Bu eğitimin sonunda Elif Efendi'den Mesnevi (1906), İsmail Saib Efendi'den de ilmiye (1908) icazetnameleri aldı.
Konya'da Şeyh Abdülvâhid Çelebi tarafından 1903'ten itibaren dergâhta vekâleten ism-i celâl zikri ve mukabele yapmasına izin verildi.
Babasının yerine şeyhlik makamına asaleten tayin edildi (1908–1925).
Üç ay sonra Abdülvâhid Çelebi tarafından dergâhın mesnevihanlığını yürütmekle görevlendirildi.
Meclis-i Meşâyih âzalığı (1909–1918), binbaşı rütbesiyle kumandan vekilliği (1915),
İstanbul Türk Ocağı müdürlüğü, Kütüphaneler Tasnif Komisyonu üyeliği, Bakırköy Ermeni Lisesinde edebiyat öğretmenliği yaptı.
Darülfünun İlahiyat ve Edebiyat fakültelerinde Farsça okuttu.
Vefat edince Yenikapı Mevlevîhânesinde Kemal Ahmed Dede'nin yanına defnedildi.
İyi bir tanburî idi.
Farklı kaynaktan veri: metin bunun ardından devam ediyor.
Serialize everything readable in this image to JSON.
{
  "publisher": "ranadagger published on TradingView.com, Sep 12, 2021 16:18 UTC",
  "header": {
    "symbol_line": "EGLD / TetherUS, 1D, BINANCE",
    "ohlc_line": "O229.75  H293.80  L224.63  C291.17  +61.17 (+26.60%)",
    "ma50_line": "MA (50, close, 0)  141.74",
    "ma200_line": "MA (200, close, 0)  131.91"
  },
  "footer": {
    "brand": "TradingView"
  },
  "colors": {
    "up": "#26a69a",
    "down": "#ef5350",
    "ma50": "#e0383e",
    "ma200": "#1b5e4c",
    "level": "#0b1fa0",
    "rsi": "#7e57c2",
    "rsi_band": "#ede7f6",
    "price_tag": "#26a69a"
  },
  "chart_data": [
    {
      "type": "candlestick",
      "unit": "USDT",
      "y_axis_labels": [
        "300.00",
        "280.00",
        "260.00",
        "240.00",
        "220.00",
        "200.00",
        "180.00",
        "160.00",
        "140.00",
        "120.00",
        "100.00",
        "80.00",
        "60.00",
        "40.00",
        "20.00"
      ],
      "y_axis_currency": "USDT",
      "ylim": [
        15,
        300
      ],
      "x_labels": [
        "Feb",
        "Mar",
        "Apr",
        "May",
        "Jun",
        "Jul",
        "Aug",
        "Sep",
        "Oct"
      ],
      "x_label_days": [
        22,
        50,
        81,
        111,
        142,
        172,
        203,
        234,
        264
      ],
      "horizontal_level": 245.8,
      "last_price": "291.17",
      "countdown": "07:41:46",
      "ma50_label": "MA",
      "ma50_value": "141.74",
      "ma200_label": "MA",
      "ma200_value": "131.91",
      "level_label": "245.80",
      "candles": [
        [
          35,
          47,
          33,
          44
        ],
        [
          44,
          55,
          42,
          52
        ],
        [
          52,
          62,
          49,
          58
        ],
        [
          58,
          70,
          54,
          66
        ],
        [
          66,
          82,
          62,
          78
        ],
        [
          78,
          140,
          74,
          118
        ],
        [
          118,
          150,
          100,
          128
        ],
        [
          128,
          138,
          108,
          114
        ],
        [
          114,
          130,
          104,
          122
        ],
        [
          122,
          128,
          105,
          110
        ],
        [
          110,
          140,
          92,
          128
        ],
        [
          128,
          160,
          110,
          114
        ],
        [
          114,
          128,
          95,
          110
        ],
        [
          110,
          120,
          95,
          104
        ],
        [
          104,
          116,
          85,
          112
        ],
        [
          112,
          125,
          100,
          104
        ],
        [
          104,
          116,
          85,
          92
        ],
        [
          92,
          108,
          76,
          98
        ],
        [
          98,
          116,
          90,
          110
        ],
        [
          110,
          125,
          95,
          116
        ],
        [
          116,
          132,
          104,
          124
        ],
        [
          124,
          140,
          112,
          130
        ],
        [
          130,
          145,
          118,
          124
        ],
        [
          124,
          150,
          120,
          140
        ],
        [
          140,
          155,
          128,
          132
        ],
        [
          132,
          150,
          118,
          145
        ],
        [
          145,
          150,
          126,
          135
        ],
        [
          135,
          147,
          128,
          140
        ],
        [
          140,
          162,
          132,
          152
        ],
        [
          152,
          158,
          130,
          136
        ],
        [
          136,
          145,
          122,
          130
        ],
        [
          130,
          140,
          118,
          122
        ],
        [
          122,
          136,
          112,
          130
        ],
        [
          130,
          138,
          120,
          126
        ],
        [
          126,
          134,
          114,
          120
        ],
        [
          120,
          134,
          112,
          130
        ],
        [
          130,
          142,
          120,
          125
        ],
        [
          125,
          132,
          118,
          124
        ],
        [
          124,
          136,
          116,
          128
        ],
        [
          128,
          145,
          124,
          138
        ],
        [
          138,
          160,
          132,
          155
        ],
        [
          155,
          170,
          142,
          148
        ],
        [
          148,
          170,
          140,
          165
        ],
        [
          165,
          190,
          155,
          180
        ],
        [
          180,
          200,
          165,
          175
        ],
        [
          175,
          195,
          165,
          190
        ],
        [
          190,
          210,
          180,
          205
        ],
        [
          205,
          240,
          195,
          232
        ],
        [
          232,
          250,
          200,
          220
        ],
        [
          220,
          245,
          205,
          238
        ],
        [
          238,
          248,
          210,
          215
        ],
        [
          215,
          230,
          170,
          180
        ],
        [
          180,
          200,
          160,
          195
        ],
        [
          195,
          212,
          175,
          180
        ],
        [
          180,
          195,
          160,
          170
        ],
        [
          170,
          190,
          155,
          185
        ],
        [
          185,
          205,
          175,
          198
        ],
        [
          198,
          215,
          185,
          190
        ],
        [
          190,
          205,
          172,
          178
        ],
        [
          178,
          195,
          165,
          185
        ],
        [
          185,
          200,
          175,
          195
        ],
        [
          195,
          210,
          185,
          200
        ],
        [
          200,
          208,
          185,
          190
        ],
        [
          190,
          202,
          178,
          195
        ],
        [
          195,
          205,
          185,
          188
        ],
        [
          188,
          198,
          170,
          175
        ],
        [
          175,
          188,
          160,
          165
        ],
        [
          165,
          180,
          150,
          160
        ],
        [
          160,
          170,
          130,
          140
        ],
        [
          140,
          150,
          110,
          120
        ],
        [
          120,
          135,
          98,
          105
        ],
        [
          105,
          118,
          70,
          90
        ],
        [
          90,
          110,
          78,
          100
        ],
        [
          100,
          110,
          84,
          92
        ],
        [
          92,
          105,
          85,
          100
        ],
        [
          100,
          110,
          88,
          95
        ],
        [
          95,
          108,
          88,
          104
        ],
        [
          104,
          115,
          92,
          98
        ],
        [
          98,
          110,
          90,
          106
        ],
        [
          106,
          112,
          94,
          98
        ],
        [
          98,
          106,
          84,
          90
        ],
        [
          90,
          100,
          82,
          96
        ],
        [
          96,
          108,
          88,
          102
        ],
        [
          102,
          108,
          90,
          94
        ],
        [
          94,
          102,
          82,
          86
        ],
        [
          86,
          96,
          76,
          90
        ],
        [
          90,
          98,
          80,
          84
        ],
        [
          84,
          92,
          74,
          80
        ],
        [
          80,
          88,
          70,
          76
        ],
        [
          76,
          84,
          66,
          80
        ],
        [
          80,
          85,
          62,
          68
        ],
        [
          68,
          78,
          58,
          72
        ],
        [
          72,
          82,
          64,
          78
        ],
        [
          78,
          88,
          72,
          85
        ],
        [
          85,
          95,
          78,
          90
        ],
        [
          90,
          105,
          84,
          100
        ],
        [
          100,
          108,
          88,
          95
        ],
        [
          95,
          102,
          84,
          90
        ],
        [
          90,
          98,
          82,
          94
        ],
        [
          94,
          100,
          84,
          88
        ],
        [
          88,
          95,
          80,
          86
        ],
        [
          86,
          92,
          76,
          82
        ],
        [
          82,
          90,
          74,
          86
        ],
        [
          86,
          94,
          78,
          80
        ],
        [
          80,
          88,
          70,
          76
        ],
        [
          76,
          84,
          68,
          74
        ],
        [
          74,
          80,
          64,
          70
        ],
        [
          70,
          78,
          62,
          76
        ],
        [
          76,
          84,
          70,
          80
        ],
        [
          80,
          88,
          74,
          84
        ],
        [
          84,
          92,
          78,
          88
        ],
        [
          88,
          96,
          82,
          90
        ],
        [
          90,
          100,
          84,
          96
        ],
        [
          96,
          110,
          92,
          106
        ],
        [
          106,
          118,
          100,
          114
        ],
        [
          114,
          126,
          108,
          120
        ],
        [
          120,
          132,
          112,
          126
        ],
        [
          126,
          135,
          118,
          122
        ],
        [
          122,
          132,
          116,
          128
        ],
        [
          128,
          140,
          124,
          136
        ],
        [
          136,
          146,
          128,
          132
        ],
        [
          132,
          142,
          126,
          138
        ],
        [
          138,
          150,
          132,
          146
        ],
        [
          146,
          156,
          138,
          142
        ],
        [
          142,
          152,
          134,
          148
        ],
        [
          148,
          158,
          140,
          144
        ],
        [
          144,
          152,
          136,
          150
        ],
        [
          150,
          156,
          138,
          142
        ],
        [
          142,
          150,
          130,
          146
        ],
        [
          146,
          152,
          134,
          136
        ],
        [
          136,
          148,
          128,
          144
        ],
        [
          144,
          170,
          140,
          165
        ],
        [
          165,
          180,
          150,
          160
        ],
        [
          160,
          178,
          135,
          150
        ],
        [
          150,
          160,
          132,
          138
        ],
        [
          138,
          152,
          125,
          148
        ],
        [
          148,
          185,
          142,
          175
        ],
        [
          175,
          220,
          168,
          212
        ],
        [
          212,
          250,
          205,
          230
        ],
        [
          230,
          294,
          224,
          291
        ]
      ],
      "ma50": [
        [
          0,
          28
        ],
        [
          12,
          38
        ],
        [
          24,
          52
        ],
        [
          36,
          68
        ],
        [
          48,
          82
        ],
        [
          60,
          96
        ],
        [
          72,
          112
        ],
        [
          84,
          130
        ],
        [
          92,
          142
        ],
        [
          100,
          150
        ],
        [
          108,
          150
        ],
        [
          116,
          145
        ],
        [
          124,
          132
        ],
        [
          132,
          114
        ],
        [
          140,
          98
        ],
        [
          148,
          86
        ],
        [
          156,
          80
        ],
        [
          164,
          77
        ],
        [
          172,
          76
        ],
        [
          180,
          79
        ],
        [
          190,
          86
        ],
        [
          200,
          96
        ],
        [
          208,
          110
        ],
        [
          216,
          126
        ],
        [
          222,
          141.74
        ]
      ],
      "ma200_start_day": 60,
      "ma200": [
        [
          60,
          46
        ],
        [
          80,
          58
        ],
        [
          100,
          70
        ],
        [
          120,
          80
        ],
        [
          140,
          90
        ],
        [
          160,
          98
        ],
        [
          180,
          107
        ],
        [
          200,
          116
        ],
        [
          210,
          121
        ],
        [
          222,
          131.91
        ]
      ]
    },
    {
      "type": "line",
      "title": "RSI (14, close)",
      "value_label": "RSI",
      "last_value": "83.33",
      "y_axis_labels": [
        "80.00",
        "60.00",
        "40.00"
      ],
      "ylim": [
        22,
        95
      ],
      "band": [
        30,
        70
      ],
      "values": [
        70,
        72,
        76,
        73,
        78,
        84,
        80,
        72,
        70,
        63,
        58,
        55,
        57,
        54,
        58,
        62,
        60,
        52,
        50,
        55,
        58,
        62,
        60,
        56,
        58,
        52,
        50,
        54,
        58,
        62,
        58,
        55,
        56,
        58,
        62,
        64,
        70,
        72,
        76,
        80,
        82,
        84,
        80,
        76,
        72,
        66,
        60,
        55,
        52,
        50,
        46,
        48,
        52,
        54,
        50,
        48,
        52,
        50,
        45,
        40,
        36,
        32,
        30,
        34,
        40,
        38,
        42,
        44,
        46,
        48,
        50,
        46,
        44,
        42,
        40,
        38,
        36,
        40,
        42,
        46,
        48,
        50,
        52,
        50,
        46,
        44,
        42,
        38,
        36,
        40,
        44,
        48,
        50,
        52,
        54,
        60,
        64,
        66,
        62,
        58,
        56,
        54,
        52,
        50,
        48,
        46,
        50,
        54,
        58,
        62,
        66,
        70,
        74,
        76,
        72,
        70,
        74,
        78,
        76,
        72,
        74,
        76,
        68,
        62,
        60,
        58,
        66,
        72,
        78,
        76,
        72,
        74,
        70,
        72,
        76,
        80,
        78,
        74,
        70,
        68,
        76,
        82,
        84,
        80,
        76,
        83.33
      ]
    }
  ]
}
Ebced hesabı ile tarih düşürmede zamanının en önde gelen şairiydi.
Büyük bir kısmını aruzla yazdığı Türkçe ve Farsça şiirlerinin bazılarında mizah ve hiciv unsurları hâkimdir.
Şiirleri Mahfel ve Osmanlı Tarih ve Edebiyatı adlı dergilerde yayımlandı. Şiirlerini, Enfâs-ı Baki adı altında bir divan tertibiyle yazdı ve Fâtih Millet Kütüphanesine vakfetti.